Zitat von Bugsy im Beitrag #119
Zitat von Jobnomade im Beitrag #118
Zitat von GilbertWolzow im Beitrag #115
[quote=Jobnomade|p262534]
"Aber...aber... ich liebe Euch doch alle..."
(Wer den Autor dieser Worte errät, bekommt 100 Punkte )



unser @gert ???



/quote]

Psst... nicht vorsagen, Gilbert.
Ich wollte @Bugsy die Antwort raten lassen - so als kleine Prüfung "Deutsche Geschichte"

Grüsse von Hartmut


Da muss ich nicht raten, Helmut. Es war doch der liebe Erich (Mielke), der so viel für das Gefühl der Einheit in der DDR tat.

MsG



Hallo @Bugsy,

mit dem Kohl hab ich aber nichts Gemeinsames, nicht mal den Vornamen
Ansonsten - Du hast die 100 Punkte (ich wusste doch, dass Du es weisst )
So, das war jetzt ein bisschen Humor gewesen.
Aber das Zitat von DeMaiziere war ernst gemeint - das ganze Täter-Opfer-Problem wird viel zu wichtig genommen und immer wieder missbraucht, um die Emotionen anzustacheln.
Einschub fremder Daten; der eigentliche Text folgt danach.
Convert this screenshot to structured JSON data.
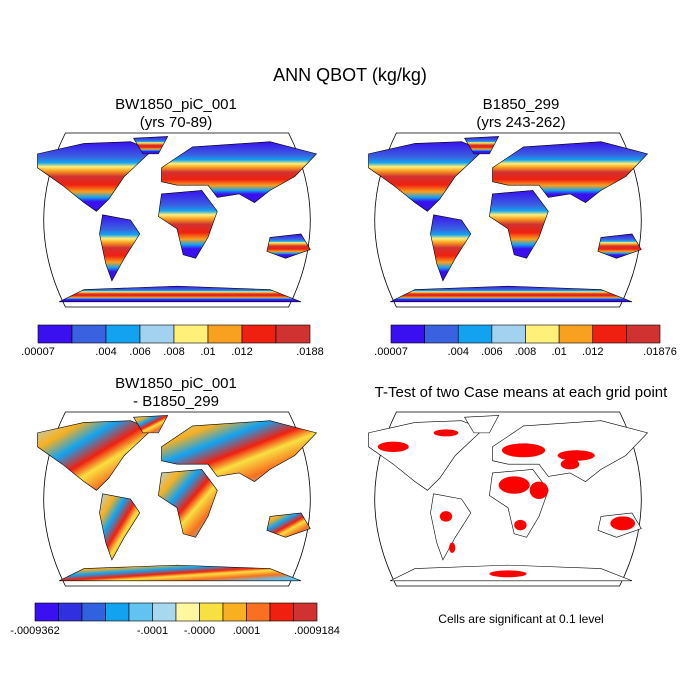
{
  "title": "ANN QBOT (kg/kg)",
  "panels": [
    {
      "title": "BW1850_piC_001",
      "subtitle": "(yrs 70-89)",
      "colorbar": {
        "colors": [
          "#3a10f0",
          "#3a62e0",
          "#12a2f0",
          "#a2d2f0",
          "#fff07a",
          "#f8a020",
          "#f02010",
          "#d03232"
        ],
        "labels": [
          ".00007",
          null,
          ".004",
          ".006",
          ".008",
          ".01",
          ".012",
          null,
          ".0188"
        ]
      }
    },
    {
      "title": "B1850_299",
      "subtitle": "(yrs 243-262)",
      "colorbar": {
        "colors": [
          "#3a10f0",
          "#3a62e0",
          "#12a2f0",
          "#a2d2f0",
          "#fff07a",
          "#f8a020",
          "#f02010",
          "#d03232"
        ],
        "labels": [
          ".00007",
          null,
          ".004",
          ".006",
          ".008",
          ".01",
          ".012",
          null,
          ".01876"
        ]
      }
    },
    {
      "title": "BW1850_piC_001",
      "subtitle": "- B1850_299",
      "colorbar": {
        "colors": [
          "#3a10f0",
          "#3030e0",
          "#3062e0",
          "#12a2f0",
          "#62c2f0",
          "#a8d8f0",
          "#fff8a0",
          "#f8e040",
          "#f8b020",
          "#f87020",
          "#f02010",
          "#d03232"
        ],
        "labels": [
          "-.0009362",
          null,
          null,
          null,
          null,
          "-.0001",
          null,
          "-.0000",
          null,
          ".0001",
          null,
          null,
          ".0009184"
        ]
      }
    },
    {
      "title": "T-Test of two Case means at each grid point",
      "note": "Cells are significant at 0.1 level"
    }
  ]
}
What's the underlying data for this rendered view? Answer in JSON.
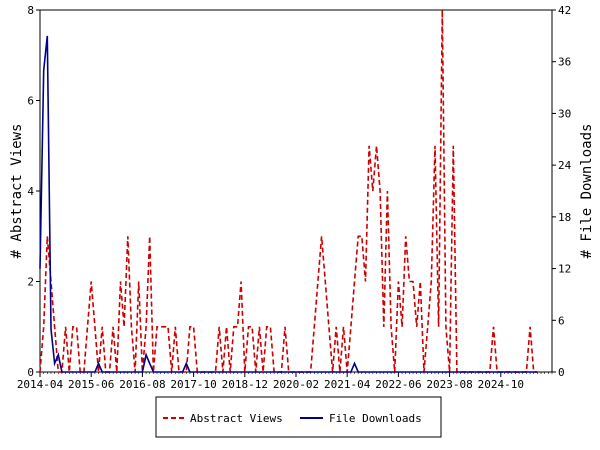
{
  "chart_data": {
    "type": "line",
    "title": "",
    "xlabel": "",
    "ylabel": "# Abstract Views",
    "y2label": "# File Downloads",
    "ylim": [
      0,
      8
    ],
    "y2lim": [
      0,
      42
    ],
    "yticks": [
      0,
      2,
      4,
      6,
      8
    ],
    "y2ticks": [
      0,
      6,
      12,
      18,
      24,
      30,
      36,
      42
    ],
    "x_start": "2014-04",
    "x_end": "2025-12",
    "xticks": [
      "2014-04",
      "2015-06",
      "2016-08",
      "2017-10",
      "2018-12",
      "2020-02",
      "2021-04",
      "2022-06",
      "2023-08",
      "2024-10"
    ],
    "grid": false,
    "legend_position": "bottom",
    "series": [
      {
        "name": "Abstract Views",
        "color": "#cc0000",
        "style": "dashed",
        "axis": "left",
        "points": [
          [
            "2014-04",
            0
          ],
          [
            "2014-05",
            1
          ],
          [
            "2014-06",
            3
          ],
          [
            "2014-07",
            2
          ],
          [
            "2014-08",
            1
          ],
          [
            "2014-09",
            0
          ],
          [
            "2014-10",
            0
          ],
          [
            "2014-11",
            1
          ],
          [
            "2014-12",
            0
          ],
          [
            "2015-01",
            1
          ],
          [
            "2015-02",
            1
          ],
          [
            "2015-03",
            0
          ],
          [
            "2015-04",
            0
          ],
          [
            "2015-05",
            1
          ],
          [
            "2015-06",
            2
          ],
          [
            "2015-07",
            1
          ],
          [
            "2015-08",
            0
          ],
          [
            "2015-09",
            1
          ],
          [
            "2015-10",
            0
          ],
          [
            "2015-11",
            0
          ],
          [
            "2015-12",
            1
          ],
          [
            "2016-01",
            0
          ],
          [
            "2016-02",
            2
          ],
          [
            "2016-03",
            1
          ],
          [
            "2016-04",
            3
          ],
          [
            "2016-05",
            1
          ],
          [
            "2016-06",
            0
          ],
          [
            "2016-07",
            2
          ],
          [
            "2016-08",
            0
          ],
          [
            "2016-09",
            1
          ],
          [
            "2016-10",
            3
          ],
          [
            "2016-11",
            0
          ],
          [
            "2016-12",
            1
          ],
          [
            "2017-01",
            1
          ],
          [
            "2017-02",
            1
          ],
          [
            "2017-03",
            1
          ],
          [
            "2017-04",
            0
          ],
          [
            "2017-05",
            1
          ],
          [
            "2017-06",
            0
          ],
          [
            "2017-07",
            0
          ],
          [
            "2017-08",
            0
          ],
          [
            "2017-09",
            1
          ],
          [
            "2017-10",
            1
          ],
          [
            "2017-11",
            0
          ],
          [
            "2017-12",
            0
          ],
          [
            "2018-01",
            0
          ],
          [
            "2018-02",
            0
          ],
          [
            "2018-03",
            0
          ],
          [
            "2018-04",
            0
          ],
          [
            "2018-05",
            1
          ],
          [
            "2018-06",
            0
          ],
          [
            "2018-07",
            1
          ],
          [
            "2018-08",
            0
          ],
          [
            "2018-09",
            1
          ],
          [
            "2018-10",
            1
          ],
          [
            "2018-11",
            2
          ],
          [
            "2018-12",
            0
          ],
          [
            "2019-01",
            1
          ],
          [
            "2019-02",
            1
          ],
          [
            "2019-03",
            0
          ],
          [
            "2019-04",
            1
          ],
          [
            "2019-05",
            0
          ],
          [
            "2019-06",
            1
          ],
          [
            "2019-07",
            1
          ],
          [
            "2019-08",
            0
          ],
          [
            "2019-09",
            0
          ],
          [
            "2019-10",
            0
          ],
          [
            "2019-11",
            1
          ],
          [
            "2019-12",
            0
          ],
          [
            "2020-01",
            0
          ],
          [
            "2020-02",
            0
          ],
          [
            "2020-03",
            0
          ],
          [
            "2020-04",
            0
          ],
          [
            "2020-05",
            0
          ],
          [
            "2020-06",
            0
          ],
          [
            "2020-07",
            1
          ],
          [
            "2020-08",
            2
          ],
          [
            "2020-09",
            3
          ],
          [
            "2020-10",
            2
          ],
          [
            "2020-11",
            1
          ],
          [
            "2020-12",
            0
          ],
          [
            "2021-01",
            1
          ],
          [
            "2021-02",
            0
          ],
          [
            "2021-03",
            1
          ],
          [
            "2021-04",
            0
          ],
          [
            "2021-05",
            1
          ],
          [
            "2021-06",
            2
          ],
          [
            "2021-07",
            3
          ],
          [
            "2021-08",
            3
          ],
          [
            "2021-09",
            2
          ],
          [
            "2021-10",
            5
          ],
          [
            "2021-11",
            4
          ],
          [
            "2021-12",
            5
          ],
          [
            "2022-01",
            4
          ],
          [
            "2022-02",
            1
          ],
          [
            "2022-03",
            4
          ],
          [
            "2022-04",
            1
          ],
          [
            "2022-05",
            0
          ],
          [
            "2022-06",
            2
          ],
          [
            "2022-07",
            1
          ],
          [
            "2022-08",
            3
          ],
          [
            "2022-09",
            2
          ],
          [
            "2022-10",
            2
          ],
          [
            "2022-11",
            1
          ],
          [
            "2022-12",
            2
          ],
          [
            "2023-01",
            0
          ],
          [
            "2023-02",
            1
          ],
          [
            "2023-03",
            2
          ],
          [
            "2023-04",
            5
          ],
          [
            "2023-05",
            1
          ],
          [
            "2023-06",
            8
          ],
          [
            "2023-07",
            1
          ],
          [
            "2023-08",
            0
          ],
          [
            "2023-09",
            5
          ],
          [
            "2023-10",
            0
          ],
          [
            "2023-11",
            0
          ],
          [
            "2023-12",
            0
          ],
          [
            "2024-01",
            0
          ],
          [
            "2024-02",
            0
          ],
          [
            "2024-03",
            0
          ],
          [
            "2024-04",
            0
          ],
          [
            "2024-05",
            0
          ],
          [
            "2024-06",
            0
          ],
          [
            "2024-07",
            0
          ],
          [
            "2024-08",
            1
          ],
          [
            "2024-09",
            0
          ],
          [
            "2024-10",
            0
          ],
          [
            "2024-11",
            0
          ],
          [
            "2024-12",
            0
          ],
          [
            "2025-01",
            0
          ],
          [
            "2025-02",
            0
          ],
          [
            "2025-03",
            0
          ],
          [
            "2025-04",
            0
          ],
          [
            "2025-05",
            0
          ],
          [
            "2025-06",
            1
          ],
          [
            "2025-07",
            0
          ],
          [
            "2025-08",
            0
          ]
        ]
      },
      {
        "name": "File Downloads",
        "color": "#00008b",
        "style": "solid",
        "axis": "right",
        "points": [
          [
            "2014-04",
            12
          ],
          [
            "2014-05",
            35
          ],
          [
            "2014-06",
            39
          ],
          [
            "2014-07",
            5
          ],
          [
            "2014-08",
            1
          ],
          [
            "2014-09",
            2
          ],
          [
            "2014-10",
            0
          ],
          [
            "2014-11",
            0
          ],
          [
            "2014-12",
            0
          ],
          [
            "2015-01",
            0
          ],
          [
            "2015-02",
            0
          ],
          [
            "2015-03",
            0
          ],
          [
            "2015-04",
            0
          ],
          [
            "2015-05",
            0
          ],
          [
            "2015-06",
            0
          ],
          [
            "2015-07",
            0
          ],
          [
            "2015-08",
            1
          ],
          [
            "2015-09",
            0
          ],
          [
            "2015-10",
            0
          ],
          [
            "2015-11",
            0
          ],
          [
            "2015-12",
            0
          ],
          [
            "2016-01",
            0
          ],
          [
            "2016-02",
            0
          ],
          [
            "2016-03",
            0
          ],
          [
            "2016-04",
            0
          ],
          [
            "2016-05",
            0
          ],
          [
            "2016-06",
            0
          ],
          [
            "2016-07",
            0
          ],
          [
            "2016-08",
            0
          ],
          [
            "2016-09",
            2
          ],
          [
            "2016-10",
            1
          ],
          [
            "2016-11",
            0
          ],
          [
            "2016-12",
            0
          ],
          [
            "2017-01",
            0
          ],
          [
            "2017-02",
            0
          ],
          [
            "2017-03",
            0
          ],
          [
            "2017-04",
            0
          ],
          [
            "2017-05",
            0
          ],
          [
            "2017-06",
            0
          ],
          [
            "2017-07",
            0
          ],
          [
            "2017-08",
            1
          ],
          [
            "2017-09",
            0
          ],
          [
            "2017-10",
            0
          ],
          [
            "2017-11",
            0
          ],
          [
            "2017-12",
            0
          ],
          [
            "2018-01",
            0
          ],
          [
            "2021-04",
            0
          ],
          [
            "2021-05",
            0
          ],
          [
            "2021-06",
            1
          ],
          [
            "2021-07",
            0
          ],
          [
            "2021-08",
            0
          ],
          [
            "2025-08",
            0
          ]
        ]
      }
    ]
  }
}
Und das Thema "Stasi-Kinder" wird sicher auch viel zu wichtig genommen, wie Du sicher an einigen Reaktionen hier gemerkt hast.
Aber das ist sicher ein generelles Phänomän des Lebens: Mit spektakulären Ausrutschern bekommt man Aufmerksamkeit - die unspektakuläre Normalität wird nicht weiter wahrgenommen.